Asteroid City  (12A) |Close-Up Film Review

Dir. Wes Anderson, US,2023, 105 mins

Cast:  Jason Schwarzmann, Tom Hanks, Scarlett Johanssen, Bryan Cranston

Review by Carol Allen

Film maker West Anderson does love complicated concepts.   His previous film The French Dispatch took the form of four dramatized articles from a New Yorker style magazine produced in France – which was original but rather easier to get to grips with than Asteroid City.  

Here the concept is a film about a play which is in the process of being written by playwright Conrad Earp  (Edward Norton) and deals with a fictional town in the desert in the fifties, which is renowned for the big crater created by a meteor three thousand years ago.   We are also being taken through the half written play via a tv programme taking place in a theatre with the process being explained by a helpful narrator Bryan Cranston.  Complex or what? 

To whet your appetite though  It does though have an amazingly starry cast – another Anderson trademark.  Jason Schwarzmann, Tom Hanks and Scarlett Johanssen in what could be seen as the leads, with actors such as Willem Dafoe, Mat Dillon, Margot Robbie, Steve Carell, Tilda Swinton, Rupert Friend and others popping up in supporting roles

The main action is set in 1955.  After Cranston introduces the play in a black and white sequence in the deserted theatre, the  play is acted out as  a film in a deliberately artificial film set in the desert.  The somewhat convoluted story deals with a widower, Augie (Schwarzmann), who brings his children and his late wife’s ashes (in a Tupperware box) to an educational space science symposium for juniors taking place in the  strange and remote little community of the title.  

However the military led by Jeffrey Wright are involved in trying to keep it as what appears to be the world’s worst kept secret.  We briefly see a mushroom cloud in the distance.  So are they testing atom bombs ?  Not a great place for a young people’s symposium then.  No, it’s because they are expecting the arrival of an alien in a spaceship, – a rather cute looking animated figure, when he arrives – who removes something from them (the bomb perhaps?) and then flies away.
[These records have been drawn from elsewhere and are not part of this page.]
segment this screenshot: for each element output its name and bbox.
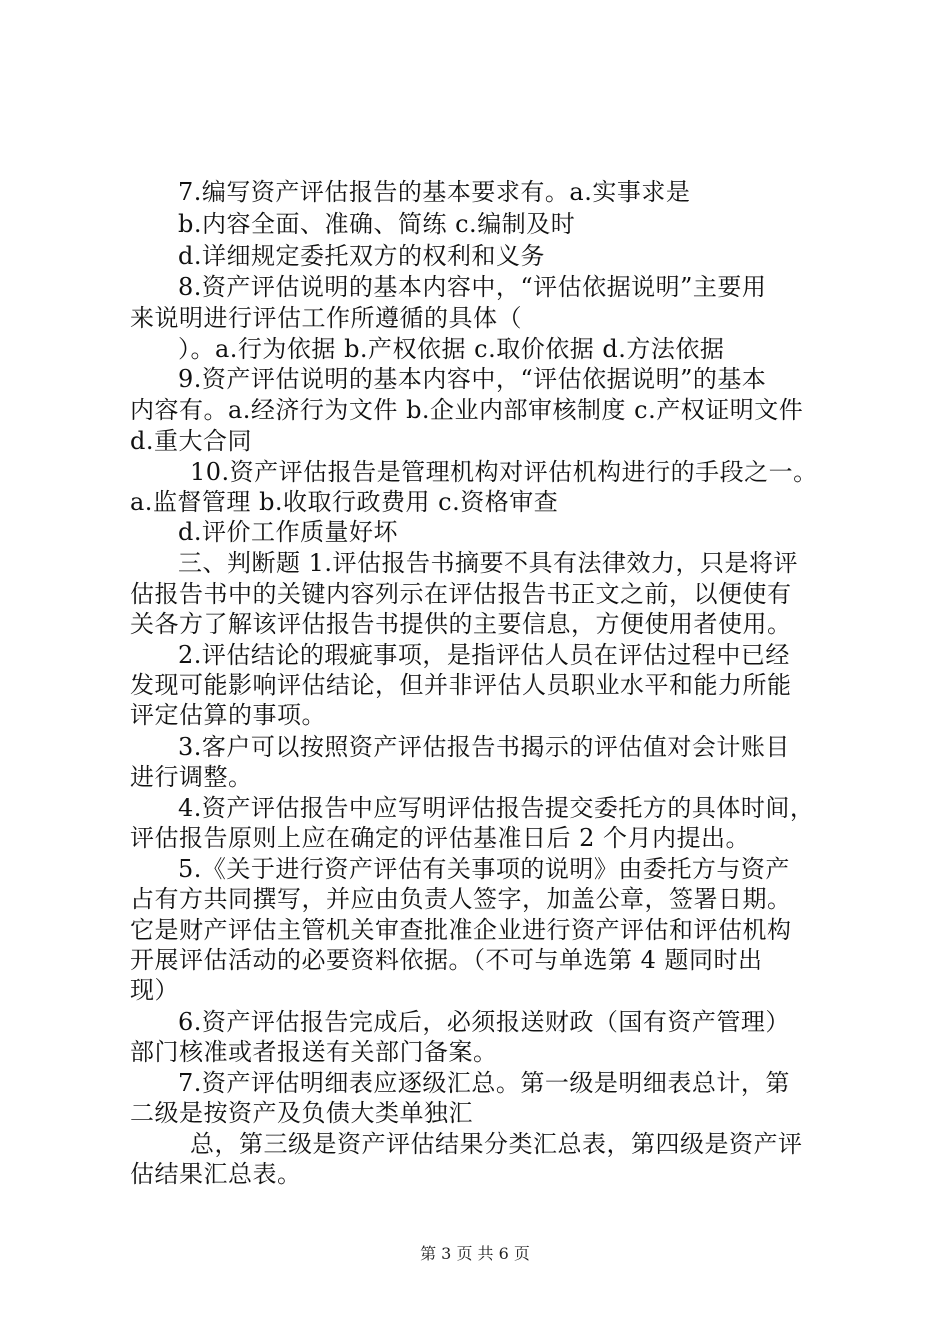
text-line: 三、判断题 1.评估报告书摘要不具有法律效力，只是将评 (178, 549, 799, 577)
text-line: ）。a.行为依据 b.产权依据 c.取价依据 d.方法依据 (178, 335, 725, 363)
text-line: 总，第三级是资产评估结果分类汇总表，第四级是资产评 (190, 1130, 803, 1158)
text-line: 2.评估结论的瑕疵事项，是指评估人员在评估过程中已经 (178, 641, 790, 669)
text-line: 9.资产评估说明的基本内容中，“评估依据说明”的基本 (178, 365, 767, 393)
page-number-footer: 第 3 页 共 6 页 (420, 1244, 530, 1263)
text-line: 4.资产评估报告中应写明评估报告提交委托方的具体时间， (178, 794, 815, 822)
text-line: a.监督管理 b.收取行政费用 c.资格审查 (130, 488, 559, 516)
text-line: b.内容全面、准确、简练 c.编制及时 (178, 210, 576, 238)
text-line: 7.编写资产评估报告的基本要求有。a.实事求是 (178, 178, 691, 206)
text-line: 估报告书中的关键内容列示在评估报告书正文之前，以便使有 (130, 580, 792, 608)
text-line: 评定估算的事项。 (130, 701, 326, 729)
text-line: 5.《关于进行资产评估有关事项的说明》由委托方与资产 (178, 855, 790, 883)
text-line: 6.资产评估报告完成后，必须报送财政（国有资产管理） (178, 1008, 790, 1036)
text-line: d.评价工作质量好坏 (178, 518, 398, 546)
text-line: d.详细规定委托双方的权利和义务 (178, 242, 545, 270)
text-line: 现） (130, 976, 179, 1004)
text-line: 8.资产评估说明的基本内容中，“评估依据说明”主要用 (178, 273, 767, 301)
text-line: 评估报告原则上应在确定的评估基准日后 2 个月内提出。 (130, 824, 751, 852)
text-line: d.重大合同 (130, 427, 252, 455)
text-line: 发现可能影响评估结论，但并非评估人员职业水平和能力所能 (130, 671, 792, 699)
text-line: 关各方了解该评估报告书提供的主要信息，方便使用者使用。 (130, 610, 792, 638)
text-line: 来说明进行评估工作所遵循的具体（ (130, 304, 522, 332)
text-line: 开展评估活动的必要资料依据。（不可与单选第 4 题同时出 (130, 946, 763, 974)
text-line: 二级是按资产及负债大类单独汇 (130, 1099, 473, 1127)
text-line: 10.资产评估报告是管理机构对评估机构进行的手段之一。 (190, 458, 818, 486)
text-line: 估结果汇总表。 (130, 1160, 302, 1188)
text-line: 部门核准或者报送有关部门备案。 (130, 1038, 498, 1066)
text-line: 进行调整。 (130, 763, 253, 791)
text-line: 7.资产评估明细表应逐级汇总。第一级是明细表总计，第 (178, 1069, 790, 1097)
text-line: 内容有。a.经济行为文件 b.企业内部审核制度 c.产权证明文件 (130, 396, 804, 424)
text-line: 3.客户可以按照资产评估报告书揭示的评估值对会计账目 (178, 733, 790, 761)
text-line: 占有方共同撰写，并应由负责人签字，加盖公章，签署日期。 (130, 885, 792, 913)
text-line: 它是财产评估主管机关审查批准企业进行资产评估和评估机构 (130, 916, 792, 944)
Referencing perhaps those tales of the period about aliens who landed in the desert?

Augie, whose car has died on him and is sitting with many other vehicles in the community’s car cemetery, has summoned his father in law (Tom Hanks) to get the family home.   Augie also fancies movie star Midge (Johanssen) who is there with her daughter but he doesn’t really get very far with her.  And every so often we cut back to New York and the theatre, where the writer and the actors, who are playing the characters in the film that is actually a play (are you still with me?) are struggling, not surprisingly, with the complicated story,  while the supposed whiz kid theatre director (Adrien Brody) is contributing sweet Fanny Adams to the proceedings.  Confused?  Yes, I was a bit.

The film however looks delicious.   The bright candy colours of the deliberately fragile looking sets – the gas station, the luncheonette and the rest – are well contrasted with the grainy black and white of the theatre sequences.   There are also some brilliant comic moments, such as when a pretty schoolteacher’s cowboy suitor (Rupert Friend) summons his chums for an unexpected hoe-down or when Cranston suddenly finds himself in a technicolour shot in the desert, where he has no business being.  And the arrival of the alien ship with its echoes of  Close Encounters is fun, though actor Jeff Goldblum, credited with the role, is certainly is not inside that skinny animation.

If you are a Wes Anderson fan you may well love this for its sheer wackiness and imagination.   If not however, you could find its lack of narrative clarity a teensy bit irritating.